Like lots of women, you might want to know how long it will take you to get pregnant if you start trying for a family. Being able to predict how quickly you will conceive could make planning for your future much easier. As you might expect though, things are not that simple. The fact is, it is impossible to say with any certainty how long it takes to get pregnant because this differs from woman to woman.

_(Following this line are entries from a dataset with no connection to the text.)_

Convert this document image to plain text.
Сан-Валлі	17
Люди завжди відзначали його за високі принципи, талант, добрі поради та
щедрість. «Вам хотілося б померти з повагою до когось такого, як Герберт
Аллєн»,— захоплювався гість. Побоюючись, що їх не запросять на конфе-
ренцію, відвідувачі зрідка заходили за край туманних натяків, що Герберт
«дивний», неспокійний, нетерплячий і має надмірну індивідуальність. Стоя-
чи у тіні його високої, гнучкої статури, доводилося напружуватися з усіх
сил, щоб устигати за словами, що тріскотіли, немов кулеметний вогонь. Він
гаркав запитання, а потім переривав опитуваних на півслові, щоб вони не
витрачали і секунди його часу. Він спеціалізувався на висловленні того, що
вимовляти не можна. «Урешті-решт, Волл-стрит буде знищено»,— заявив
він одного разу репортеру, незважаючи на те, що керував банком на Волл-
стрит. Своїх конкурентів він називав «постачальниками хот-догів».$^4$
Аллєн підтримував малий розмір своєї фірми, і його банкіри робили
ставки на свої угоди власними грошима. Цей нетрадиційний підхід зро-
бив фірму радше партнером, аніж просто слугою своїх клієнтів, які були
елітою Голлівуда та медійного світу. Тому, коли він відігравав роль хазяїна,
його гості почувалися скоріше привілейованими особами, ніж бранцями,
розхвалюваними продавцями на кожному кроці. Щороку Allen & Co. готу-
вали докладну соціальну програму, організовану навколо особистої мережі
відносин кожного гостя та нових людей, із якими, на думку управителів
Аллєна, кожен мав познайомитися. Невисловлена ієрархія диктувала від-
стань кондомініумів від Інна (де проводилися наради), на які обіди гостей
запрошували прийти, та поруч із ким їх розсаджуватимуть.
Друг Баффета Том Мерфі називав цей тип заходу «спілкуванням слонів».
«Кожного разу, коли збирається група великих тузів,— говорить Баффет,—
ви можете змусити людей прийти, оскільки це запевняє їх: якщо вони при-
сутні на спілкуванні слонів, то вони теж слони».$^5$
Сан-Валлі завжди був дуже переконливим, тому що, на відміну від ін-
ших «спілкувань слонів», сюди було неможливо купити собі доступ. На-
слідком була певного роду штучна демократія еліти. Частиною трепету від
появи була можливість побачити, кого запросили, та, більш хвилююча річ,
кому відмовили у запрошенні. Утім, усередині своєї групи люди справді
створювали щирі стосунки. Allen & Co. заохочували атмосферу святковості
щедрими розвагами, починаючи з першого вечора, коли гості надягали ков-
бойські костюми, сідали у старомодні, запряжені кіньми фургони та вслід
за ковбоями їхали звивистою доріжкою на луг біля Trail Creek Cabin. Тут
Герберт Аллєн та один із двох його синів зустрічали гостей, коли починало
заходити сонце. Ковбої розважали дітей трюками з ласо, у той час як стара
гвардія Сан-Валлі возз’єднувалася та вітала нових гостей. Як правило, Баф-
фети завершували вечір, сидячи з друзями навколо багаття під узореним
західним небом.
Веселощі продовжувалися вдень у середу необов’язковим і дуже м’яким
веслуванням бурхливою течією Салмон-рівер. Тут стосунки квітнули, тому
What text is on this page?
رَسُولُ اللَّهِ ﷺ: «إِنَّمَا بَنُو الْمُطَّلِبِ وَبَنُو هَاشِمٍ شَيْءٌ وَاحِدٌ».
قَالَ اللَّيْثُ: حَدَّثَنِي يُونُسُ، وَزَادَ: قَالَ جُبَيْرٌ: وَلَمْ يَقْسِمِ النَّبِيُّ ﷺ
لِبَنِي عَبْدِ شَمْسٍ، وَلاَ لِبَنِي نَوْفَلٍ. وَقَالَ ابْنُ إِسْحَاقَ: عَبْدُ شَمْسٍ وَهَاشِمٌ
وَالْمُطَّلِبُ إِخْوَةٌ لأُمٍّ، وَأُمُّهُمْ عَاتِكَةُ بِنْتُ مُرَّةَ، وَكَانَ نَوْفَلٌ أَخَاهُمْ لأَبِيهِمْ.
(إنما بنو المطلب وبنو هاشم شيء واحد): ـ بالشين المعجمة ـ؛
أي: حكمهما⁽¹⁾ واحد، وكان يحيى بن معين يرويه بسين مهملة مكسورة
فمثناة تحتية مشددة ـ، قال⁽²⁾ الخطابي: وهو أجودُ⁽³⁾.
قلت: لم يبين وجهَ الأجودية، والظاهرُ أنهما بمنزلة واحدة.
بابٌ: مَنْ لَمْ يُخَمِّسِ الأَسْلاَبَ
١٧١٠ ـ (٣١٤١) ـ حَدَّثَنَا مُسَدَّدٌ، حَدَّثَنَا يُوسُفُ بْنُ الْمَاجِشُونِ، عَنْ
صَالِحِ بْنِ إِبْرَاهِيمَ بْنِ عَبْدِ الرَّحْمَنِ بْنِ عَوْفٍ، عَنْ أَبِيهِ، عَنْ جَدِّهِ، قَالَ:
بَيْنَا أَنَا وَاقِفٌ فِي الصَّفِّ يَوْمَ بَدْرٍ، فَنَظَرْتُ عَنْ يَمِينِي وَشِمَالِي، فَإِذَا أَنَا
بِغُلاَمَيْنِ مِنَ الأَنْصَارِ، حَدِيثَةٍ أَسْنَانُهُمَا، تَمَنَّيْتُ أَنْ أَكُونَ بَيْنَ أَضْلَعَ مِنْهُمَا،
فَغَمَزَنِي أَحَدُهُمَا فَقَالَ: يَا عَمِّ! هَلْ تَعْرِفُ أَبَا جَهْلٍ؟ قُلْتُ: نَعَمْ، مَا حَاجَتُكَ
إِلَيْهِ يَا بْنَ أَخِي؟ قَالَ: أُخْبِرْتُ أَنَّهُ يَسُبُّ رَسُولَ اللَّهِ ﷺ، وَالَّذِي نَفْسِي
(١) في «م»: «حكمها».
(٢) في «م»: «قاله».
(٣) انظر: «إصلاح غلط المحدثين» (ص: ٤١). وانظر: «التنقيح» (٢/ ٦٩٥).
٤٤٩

All you can do is read the information available and make an educated guess. If you’re already trying for a baby, you can get pregnancy tests from your local pharmacy or over the web from healthcare specialists such as LloydsPharmacy Online Doctor. Meanwhile, this brief guide should help you to get to grips with the facts.

The broad picture

As a rough guide, most couples get pregnant within a year if they have regular sex and don’t use contraception. However, bear in mind that a number of factors affect your chances of conceiving.

Variables

For example, age plays a role. Women become less fertile as they get older and the decline in fertility speeds up after the age of 35. This is because fewer eggs are released by the ovaries. Around one in three couples in which the woman is over 35 have fertility problems. This figure rises to two in three when the woman is over 40.

How regularly you have sex will also have an impact. If you’re trying to get pregnant, it’s important to have sex every two to three days throughout the month. Some couples try to time sex to coincide with the days when the woman ovulates. However, the National Institute of Health and Care Excellence advises against this, stating that this approach causes added stress.

Your general health and your reproductive health also have a bearing on how quickly you can conceive, and whether you can get pregnant at all. For example, hormonal problems such as disorders of the thyroid or pituitary glands can hinder fertility. Also, physical issues such as obesity or excessive exercise can also cause fertility problems. Complications with the reproductive system, including blocked fallopian tubes or endometriosis, can reduce your chances of conceiving as well. Of course, ovulation failure prevents pregnancy too.

Bear in mind that it’s not only your health that will determine how quickly you get pregnant. Your partner’s sperm count will play a role too.

When to seek help

If you’ve been trying for a baby for one to two years without success, it may be wise to contact your doctor for advice.